1. Le confinement d’une percée technologique majeure
L’expertise combinée de ces scientifiques dresse le portrait-robot d’une technologie révolutionnaire. Avec Monica Raza travaillant sur des métaux capables de résister à des chaleurs extrêmes, Amy Eskridge sur la propulsion exotique, et Nuno Loureiro sur le plasma, il est possible qu’une équipe ait enfin résolu le problème de l’interface entre les matériaux et la propulsion anti-gravité. Une telle découverte rendrait les énergies fossiles obsolètes du jour au lendemain et menacerait l’économie mondiale.
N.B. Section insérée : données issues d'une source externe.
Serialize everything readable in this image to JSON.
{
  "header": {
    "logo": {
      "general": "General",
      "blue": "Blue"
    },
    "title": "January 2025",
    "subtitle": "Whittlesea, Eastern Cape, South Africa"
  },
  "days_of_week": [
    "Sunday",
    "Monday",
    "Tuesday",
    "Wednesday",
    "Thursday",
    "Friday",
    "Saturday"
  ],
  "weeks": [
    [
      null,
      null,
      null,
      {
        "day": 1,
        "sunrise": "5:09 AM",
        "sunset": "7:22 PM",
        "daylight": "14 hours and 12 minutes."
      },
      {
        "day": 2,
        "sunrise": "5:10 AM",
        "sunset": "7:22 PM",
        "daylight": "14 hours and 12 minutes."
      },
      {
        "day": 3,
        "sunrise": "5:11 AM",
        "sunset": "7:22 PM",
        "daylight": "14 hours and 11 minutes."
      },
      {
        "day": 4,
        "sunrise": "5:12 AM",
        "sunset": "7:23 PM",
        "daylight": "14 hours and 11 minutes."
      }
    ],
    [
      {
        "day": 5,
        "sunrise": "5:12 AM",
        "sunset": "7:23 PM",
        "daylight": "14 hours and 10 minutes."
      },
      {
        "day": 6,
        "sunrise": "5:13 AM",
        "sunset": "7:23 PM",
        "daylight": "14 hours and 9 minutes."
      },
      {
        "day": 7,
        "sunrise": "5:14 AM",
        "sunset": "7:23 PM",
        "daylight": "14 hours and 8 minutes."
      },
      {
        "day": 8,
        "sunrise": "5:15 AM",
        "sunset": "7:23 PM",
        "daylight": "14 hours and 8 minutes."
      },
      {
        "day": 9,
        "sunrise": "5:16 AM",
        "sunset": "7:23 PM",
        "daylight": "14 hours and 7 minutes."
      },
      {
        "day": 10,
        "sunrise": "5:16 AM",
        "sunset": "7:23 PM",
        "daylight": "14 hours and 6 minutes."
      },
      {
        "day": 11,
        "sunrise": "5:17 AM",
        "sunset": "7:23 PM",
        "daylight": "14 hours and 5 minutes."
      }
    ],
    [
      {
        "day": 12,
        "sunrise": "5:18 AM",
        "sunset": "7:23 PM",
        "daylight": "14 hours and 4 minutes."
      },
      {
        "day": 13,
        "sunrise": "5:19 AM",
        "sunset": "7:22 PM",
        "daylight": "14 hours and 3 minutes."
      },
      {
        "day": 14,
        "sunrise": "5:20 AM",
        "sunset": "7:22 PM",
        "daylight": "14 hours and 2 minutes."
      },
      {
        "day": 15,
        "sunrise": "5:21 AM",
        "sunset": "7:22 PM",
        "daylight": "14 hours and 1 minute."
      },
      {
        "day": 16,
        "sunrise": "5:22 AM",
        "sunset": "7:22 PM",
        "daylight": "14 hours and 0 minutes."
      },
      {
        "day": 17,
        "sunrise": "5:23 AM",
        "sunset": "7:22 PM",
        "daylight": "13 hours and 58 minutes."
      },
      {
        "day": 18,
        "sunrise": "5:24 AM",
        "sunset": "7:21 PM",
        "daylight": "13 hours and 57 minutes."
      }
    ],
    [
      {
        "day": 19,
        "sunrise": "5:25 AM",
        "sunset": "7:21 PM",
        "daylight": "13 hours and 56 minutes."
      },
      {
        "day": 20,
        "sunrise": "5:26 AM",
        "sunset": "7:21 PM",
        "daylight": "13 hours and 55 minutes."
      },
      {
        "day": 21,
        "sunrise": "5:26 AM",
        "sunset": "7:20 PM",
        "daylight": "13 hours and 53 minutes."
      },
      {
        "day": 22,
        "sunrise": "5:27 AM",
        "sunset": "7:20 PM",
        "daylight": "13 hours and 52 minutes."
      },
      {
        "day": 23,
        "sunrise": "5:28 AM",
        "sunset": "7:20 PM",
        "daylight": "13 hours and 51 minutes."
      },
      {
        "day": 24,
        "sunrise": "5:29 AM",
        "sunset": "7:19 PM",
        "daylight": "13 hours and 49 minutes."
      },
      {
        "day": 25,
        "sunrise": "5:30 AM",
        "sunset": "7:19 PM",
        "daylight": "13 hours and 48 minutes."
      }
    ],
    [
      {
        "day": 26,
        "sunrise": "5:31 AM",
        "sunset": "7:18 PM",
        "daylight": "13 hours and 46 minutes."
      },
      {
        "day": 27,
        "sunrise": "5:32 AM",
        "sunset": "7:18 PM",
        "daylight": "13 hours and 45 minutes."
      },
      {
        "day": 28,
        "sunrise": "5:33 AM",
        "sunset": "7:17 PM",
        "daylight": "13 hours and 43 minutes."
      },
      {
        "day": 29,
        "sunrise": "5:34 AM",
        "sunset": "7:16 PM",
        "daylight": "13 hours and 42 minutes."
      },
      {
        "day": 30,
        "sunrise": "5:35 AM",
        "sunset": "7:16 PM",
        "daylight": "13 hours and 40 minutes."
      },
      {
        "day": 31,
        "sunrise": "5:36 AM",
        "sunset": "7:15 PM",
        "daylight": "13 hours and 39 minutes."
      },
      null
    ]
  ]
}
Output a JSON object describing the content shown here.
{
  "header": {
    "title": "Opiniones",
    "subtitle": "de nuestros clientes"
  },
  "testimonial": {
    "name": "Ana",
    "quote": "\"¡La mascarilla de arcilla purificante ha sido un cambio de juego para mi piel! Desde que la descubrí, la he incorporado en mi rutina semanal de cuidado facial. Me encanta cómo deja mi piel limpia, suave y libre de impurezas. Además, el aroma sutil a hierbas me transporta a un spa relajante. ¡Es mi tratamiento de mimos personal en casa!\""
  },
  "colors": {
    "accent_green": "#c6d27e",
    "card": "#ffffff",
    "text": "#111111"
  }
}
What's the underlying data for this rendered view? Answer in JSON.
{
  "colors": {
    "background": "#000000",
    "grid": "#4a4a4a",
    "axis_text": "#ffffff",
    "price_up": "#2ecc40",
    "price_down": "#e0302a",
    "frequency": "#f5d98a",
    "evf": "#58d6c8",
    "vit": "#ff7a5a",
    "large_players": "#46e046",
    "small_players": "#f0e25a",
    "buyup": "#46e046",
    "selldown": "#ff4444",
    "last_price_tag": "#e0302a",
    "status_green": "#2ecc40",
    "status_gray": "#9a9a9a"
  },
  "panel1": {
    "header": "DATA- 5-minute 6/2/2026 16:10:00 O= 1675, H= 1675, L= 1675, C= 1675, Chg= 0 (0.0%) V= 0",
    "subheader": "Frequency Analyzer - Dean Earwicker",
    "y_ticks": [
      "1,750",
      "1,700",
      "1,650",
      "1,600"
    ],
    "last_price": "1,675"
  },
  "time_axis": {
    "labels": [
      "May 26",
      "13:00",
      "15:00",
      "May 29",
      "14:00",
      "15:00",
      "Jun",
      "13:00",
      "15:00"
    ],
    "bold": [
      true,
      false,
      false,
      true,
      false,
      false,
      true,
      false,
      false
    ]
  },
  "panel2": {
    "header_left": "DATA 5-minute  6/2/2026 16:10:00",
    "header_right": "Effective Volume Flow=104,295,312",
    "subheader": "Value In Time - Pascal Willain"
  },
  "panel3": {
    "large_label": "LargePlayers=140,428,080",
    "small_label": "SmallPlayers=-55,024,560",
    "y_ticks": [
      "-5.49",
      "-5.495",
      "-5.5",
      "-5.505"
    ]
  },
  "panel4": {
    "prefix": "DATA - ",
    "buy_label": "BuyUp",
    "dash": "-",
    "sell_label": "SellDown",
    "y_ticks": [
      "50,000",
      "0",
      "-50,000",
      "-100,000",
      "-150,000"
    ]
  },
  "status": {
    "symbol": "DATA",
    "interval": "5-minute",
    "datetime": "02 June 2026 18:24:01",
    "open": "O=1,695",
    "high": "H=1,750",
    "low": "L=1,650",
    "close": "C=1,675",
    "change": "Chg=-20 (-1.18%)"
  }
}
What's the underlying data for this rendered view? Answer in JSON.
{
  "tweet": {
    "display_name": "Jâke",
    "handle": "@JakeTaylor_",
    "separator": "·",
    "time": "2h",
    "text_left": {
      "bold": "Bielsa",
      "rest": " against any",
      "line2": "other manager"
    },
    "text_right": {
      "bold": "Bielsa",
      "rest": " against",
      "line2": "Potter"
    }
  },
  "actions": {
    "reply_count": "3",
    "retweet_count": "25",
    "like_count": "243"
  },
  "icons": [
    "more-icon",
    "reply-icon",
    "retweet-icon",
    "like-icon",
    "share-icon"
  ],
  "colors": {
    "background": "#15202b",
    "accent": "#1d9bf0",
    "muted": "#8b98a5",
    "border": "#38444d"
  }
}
Pour ceux qui contrôlent ce statu quo, ces scientifiques étaient devenus les personnes les plus dangereuses sur Terre.
2. Le projet NEO Surveyor et la menace imminente
L’un des liens les plus sinistres concerne le projet NEO Surveyor, le télescope spatial de nouvelle génération de la NASA conçu pour traquer les astéroïdes sombres indétectables depuis la Terre. Carl Gilmar, assassiné en février, était le spécialiste chargé de calibrer les instruments de ce télescope. Monica Raza développait les alliages nécessaires à son déploiement.
Alors que le lancement de ce système de défense planétaire est prévu pour 2027-2028, les personnes clés du projet sont éliminées. Pire encore, la Maison Blanche propose des coupes budgétaires pour la défense planétaire. S’agit-il d’une manœuvre pour retarder le télescope afin d’empêcher l’humanité de voir quelque chose qui se dirige déjà vers nous ? Sommes-nous délibérément rendus aveugles ?
3. L’hypothèse de l’intervention non humaine (NHI)
La théorie la plus vertigineuse suggère que le nettoyage n’est pas l’œuvre d’une puissance étrangère, ni même du gouvernement américain, mais d’une intelligence non humaine. Selon cette idée, des extraterrestres récupéreraient leur technologie et élimineraient ceux qui ont fini par la comprendre, considérant peut-être que l’humanité a échoué à utiliser ces connaissances pour le progrès pacifique.
Une variante de cette théorie concerne le général McCasland. Certains pensent qu’il ne s’est pas fait enlever, mais qu’il a fait défection, emportant avec lui des preuves cruciales pour prévenir l’humanité d’une menace imminente. Les morts récentes seraient alors une tentative désespérée du gouvernement d’empêcher d’autres scientifiques de rejoindre son réseau ou de valider ses données.
Qu’il s’agisse d’une faction gouvernementale protégeant le secret d’une énergie libre, d’une préparation à un événement cosmique majeur, ou d’une intervention extérieure, le constat reste le même : ceux qui détiennent les clés pour nous mener vers les étoiles sont systématiquement retirés de l’échiquier.